For some folks it's all or nothing. Groucho Marx once said, "I'm not a vegetarian, but I eat animals who are." Mr. Rogers always held that he would never eat anything that had a mother. It's a topic that's birthed many an "ism." Carnitarianism. Pescatarianism. Pollotarianism. Vegetarianism. Veganism. Flexitarianism?
To eat meat or not to eat meat is an ages-old ethical dilemma, and if most of us natural-born omnivores are honest, it's kind of a lot to wrestle with. Somebody with compassion for the planet and a deep sense of food ethics who has, say, a pet chicken bunkered down in their vegetable garden may take a personal vow of meat celibacy only to find that they are so sensitive to nature's plight they can actually hear the lettuce scream when they harvest it to make a salad. So where's the middle ground? What's a health and eco-conscious eater to do?
Meet reducetarianism (pronounced reduce-uh-tarian-ism): the non-judgy, all-foodisms-encompassing, quality-over-quantity diet that promotes eating less red meat, poultry, seafood, dairy, eggs and other animal products. The beauty of becoming a reducetarian is that you don't have to totally give up anything — although should you discover that you might not miss the surf 'n turf platter and cheesy bacon knots it's certainly OK to say buh-bye. The aim is simply to reduce your intake of animal products and ultimately replace meat and dairy with higher quality alternatives.
Consuming less animal products not only helps improve your health by reducing the risk of certain types of cancer and heart disease; it also decreases our carbon footprint in the fight against the climate crisis, helps alleviate global food and water shortages and spares factory-farmed animals from cruelty. It's win-win.
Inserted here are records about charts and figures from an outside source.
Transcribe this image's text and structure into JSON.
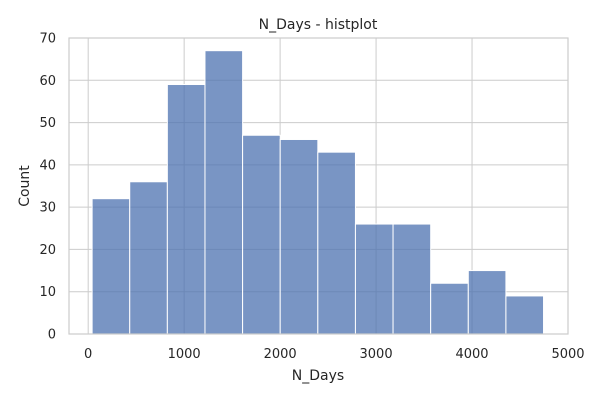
{
  "chart_data": {
    "type": "bar",
    "title": "N_Days - histplot",
    "xlabel": "N_Days",
    "ylabel": "Count",
    "xlim": [
      -200,
      5000
    ],
    "ylim": [
      0,
      70
    ],
    "xticks": [
      0,
      1000,
      2000,
      3000,
      4000,
      5000
    ],
    "yticks": [
      0,
      10,
      20,
      30,
      40,
      50,
      60,
      70
    ],
    "grid": true,
    "bar_color": "#4c72b0",
    "bins": [
      {
        "x0": 41,
        "x1": 433,
        "count": 32
      },
      {
        "x0": 433,
        "x1": 825,
        "count": 36
      },
      {
        "x0": 825,
        "x1": 1217,
        "count": 59
      },
      {
        "x0": 1217,
        "x1": 1609,
        "count": 67
      },
      {
        "x0": 1609,
        "x1": 2001,
        "count": 47
      },
      {
        "x0": 2001,
        "x1": 2393,
        "count": 46
      },
      {
        "x0": 2393,
        "x1": 2785,
        "count": 43
      },
      {
        "x0": 2785,
        "x1": 3177,
        "count": 26
      },
      {
        "x0": 3177,
        "x1": 3569,
        "count": 26
      },
      {
        "x0": 3569,
        "x1": 3961,
        "count": 12
      },
      {
        "x0": 3961,
        "x1": 4353,
        "count": 15
      },
      {
        "x0": 4353,
        "x1": 4745,
        "count": 9
      }
    ]
  }
}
If you're reducetarian-curious and you're someone who's been a longtime fan of meat, dairy and eggs as diet staples, there's no need to go cold turkey or even Tofurky. Start with a couple of little swaps. There are lots of delicious plant-based milks and dairy-free yogurt options available in most mainstream grocery stores. Also, add lots more fruits and vegetables to your cart. As you shop for animal products, select labels that say grass-fed, pasture-raised, organic, or, better yet, choose plant-based options.
Even his Holiness the 14th Dalai Lama readily eats the occasional meat dish when it's offered to him, but he also encourages the switch to a more vegetarian diet as a form of compassion for the planet. That said, no judgment if you like your tofu bacon fried in actual bacon drippings. Just plant-based food for thought.